Commenters from the Information Technology Industry Council, or ITI, agreed, offering that OMB should change the metric to “Total Cost of Acquisition” to measure direct and indirect costs, such as security, scalability, resiliency and overall efficiency.
“Focusing on the TCA recognizes that processes are tools to an end, not an end in themselves,” they wrote. “Thus, it allows the government to assess whether the benefit of any process is worth the cost. Any process not mandated by law that increases the TCA should be avoided.”
ITI representatives also warned against eliminating the “Power Usage Effectiveness” metric, which is on the chopping block for its inconsistency.
“While it is true that geographic considerations impact PUE values, it remains a valid tool for measuring system efficiency,” ITI wrote, noting power costs differ for distinct regions. “Further, it can be used for easy comparison of facilities within a geographic region, e.g. Austin Texas, the pacific northwest, etc. Reducing PUE will enable agencies to meet operational effectiveness mission goals. … Discarding PUE entirely would be contrary to the intent of improving energy efficiency.”
While ITI argued in favor of keeping a waning metric, PSC suggested adding another: storage utilization.
“Such a metric could complement virtualization and server utilization metrics, for example, by adding a measuring for storage density, or how fast applications can read or write data given a fixed volume of data,” Chvotkin said.
Software vendor ScienceLogic also suggested a significant change to the metrics, favoring a more granular look at “business service” over pure “data center” availability.
“ScienceLogic currently uses the construct of a ‘business service’ availability metric to differentiate from individual [IT service management], device, network or security availability. These individual metrics combine to form a composite metric for the availability for a facility, under the umbrella of overall data center availability, which can be considered as the key ‘business service’ being measured,” they explained.
By looking at the availability of the various components of a data center—power, servers, networks, devices, etc.—individual points of failure can be called out and agencies can make appropriate adjustments where they are needed.

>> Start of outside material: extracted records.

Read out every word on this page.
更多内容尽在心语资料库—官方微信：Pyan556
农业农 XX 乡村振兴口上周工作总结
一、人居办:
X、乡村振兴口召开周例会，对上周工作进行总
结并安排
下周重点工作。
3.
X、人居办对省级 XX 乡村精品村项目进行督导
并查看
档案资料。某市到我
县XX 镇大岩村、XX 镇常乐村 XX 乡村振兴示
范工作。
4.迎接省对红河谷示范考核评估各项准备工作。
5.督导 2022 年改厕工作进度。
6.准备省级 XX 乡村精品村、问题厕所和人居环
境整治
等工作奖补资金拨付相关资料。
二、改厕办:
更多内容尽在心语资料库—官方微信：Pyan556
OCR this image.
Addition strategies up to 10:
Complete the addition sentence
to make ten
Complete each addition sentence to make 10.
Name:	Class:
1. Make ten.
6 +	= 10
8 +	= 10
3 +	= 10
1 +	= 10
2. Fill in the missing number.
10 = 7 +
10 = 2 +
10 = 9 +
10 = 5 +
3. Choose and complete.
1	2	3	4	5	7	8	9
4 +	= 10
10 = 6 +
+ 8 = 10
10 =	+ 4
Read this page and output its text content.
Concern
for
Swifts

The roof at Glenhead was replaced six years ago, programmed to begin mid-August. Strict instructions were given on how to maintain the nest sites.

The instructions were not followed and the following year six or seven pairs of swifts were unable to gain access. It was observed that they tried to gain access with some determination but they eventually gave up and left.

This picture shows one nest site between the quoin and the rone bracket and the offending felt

“Although facility availability can be measured as a singular metric, the inclination to measure availability based on any single point of failure, or any single metric, could prove considerably inaccurate for a facility,” ScienceLogic representatives wrote.
While the various commenters highlighted different concerns, most cited the incomplete Cloud Smart policy—the update to the previous administration’s Cloud First policy—as a bottleneck for the data center policy.
The comments are publicly available on OMB’s GitHub page. However, federal officials won’t be able to review that input or make changes to the draft policy until OMB gets funding for this fiscal year.